Investissements pour la conservation du bois

11e législature

Question écrite n° 22619 de M. Louis Souvet (Doubs - RPR)

publiée dans le JO Sénat du 10/02/2000 - page 469

M. Louis Souvet attire l'attention de M. le ministre de l'agriculture et de la pêche concernant les dégâts occasionnés aux forêts par les tempêtes de décembre 1999. Il se fait l'écho des préoccupations des professionnels concernant la nécessité de stocker sous arrosage au moins 600 000 mètres cubes de résineux en Franche-Comté ce, afin de préserver au mieux les équilibres économiques et écologiques de cette filière. Sont considérées comme insuffisantes les dispositions actuelles qui portent en matière d'investissement sur 100 000 mètres cubes et sont complétées pour le reste du dispositif par un étalement des coûts sur six ans. Il demande si, en concertation avec les collectivités territoriales, les pouvoirs publics vont procéder à un réajustement du dispositif de telle façon que l'investissement stockage puisse être subventionné à 100 % pour les parcs collectifs (communes, Office national des forêts >ONF>, coopératives, scieries) et à 70 % pour les investissements.

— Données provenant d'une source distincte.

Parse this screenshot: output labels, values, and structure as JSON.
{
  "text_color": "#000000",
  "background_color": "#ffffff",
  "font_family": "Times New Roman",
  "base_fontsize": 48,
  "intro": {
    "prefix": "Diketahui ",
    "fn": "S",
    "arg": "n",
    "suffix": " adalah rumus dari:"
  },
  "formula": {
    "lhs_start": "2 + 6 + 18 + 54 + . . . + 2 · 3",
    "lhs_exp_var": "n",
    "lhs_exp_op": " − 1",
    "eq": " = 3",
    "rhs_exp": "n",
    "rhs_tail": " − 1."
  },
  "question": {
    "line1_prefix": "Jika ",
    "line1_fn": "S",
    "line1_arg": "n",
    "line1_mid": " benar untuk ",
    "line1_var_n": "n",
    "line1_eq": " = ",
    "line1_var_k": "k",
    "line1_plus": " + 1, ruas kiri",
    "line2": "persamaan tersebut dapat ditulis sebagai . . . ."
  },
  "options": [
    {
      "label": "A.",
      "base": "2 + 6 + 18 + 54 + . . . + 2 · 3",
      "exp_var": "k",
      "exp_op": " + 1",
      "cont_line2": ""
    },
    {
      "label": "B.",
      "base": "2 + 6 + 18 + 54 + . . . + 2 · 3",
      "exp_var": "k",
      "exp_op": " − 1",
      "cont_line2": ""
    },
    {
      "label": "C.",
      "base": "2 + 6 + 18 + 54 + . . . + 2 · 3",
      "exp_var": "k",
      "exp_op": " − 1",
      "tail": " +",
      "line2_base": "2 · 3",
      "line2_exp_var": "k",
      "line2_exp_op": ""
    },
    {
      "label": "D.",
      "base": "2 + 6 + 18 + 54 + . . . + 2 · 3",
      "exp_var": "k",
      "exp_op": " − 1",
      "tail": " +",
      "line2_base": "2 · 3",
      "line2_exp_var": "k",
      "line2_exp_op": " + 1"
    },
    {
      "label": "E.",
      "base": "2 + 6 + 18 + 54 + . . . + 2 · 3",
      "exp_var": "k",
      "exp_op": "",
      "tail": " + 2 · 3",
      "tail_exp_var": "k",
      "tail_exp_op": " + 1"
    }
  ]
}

Réponse du ministère : Agriculture

publiée dans le JO Sénat du 22/06/2000 - page 2201

Réponse. - Les tempêtes de décembre 1999 ont abattu environ 140 millions de mètres cubes de bois en France, dont 4,3 millions de mètres cubes dans la région Franche-Comté. Les projets actuellement connus de création d'aires de stockage dans cette région ont une capacité totale d'environ 575 000 mètres cubes, dont 425 000 mètres cubes correspondant à des stockages collectifs, c'est-à-dire utilisés à la fois par des communes forestières, l'Office national des forêts, des coopératives et des scieurs, et 150 000 mètres cubes correspondant à des projets individuels d'entreprises. Le dispositif mis en place conjointement par l'Etat et le conseil régional consiste en une subvention au taux de 80 % du montant hors taxes de l'investissement pour la création d'aires de stockage collectif et au taux de 50 % pour les autres types d'aires. Le financement de ces aides est assuré à 70 % en moyenne par l'Etat et à 30 % par le conseil régional. Les taux de subvention retenus sont suffisants pour déclencher et accompagner les projets : il n'est donc pas envisagé de les relever. Les aides déjà engagées correspondent à une capacité de stockage cumulée d'environ 375 000 mètres cubes, soit environ les deux tiers de la capacité totale projetée. Une partie du financement des projets restants pourra être recherchée dans le cadre des avenants aux contrats de plan, dans la mesure où ces investissements peuvent présenter un caractère structurant pour la filière.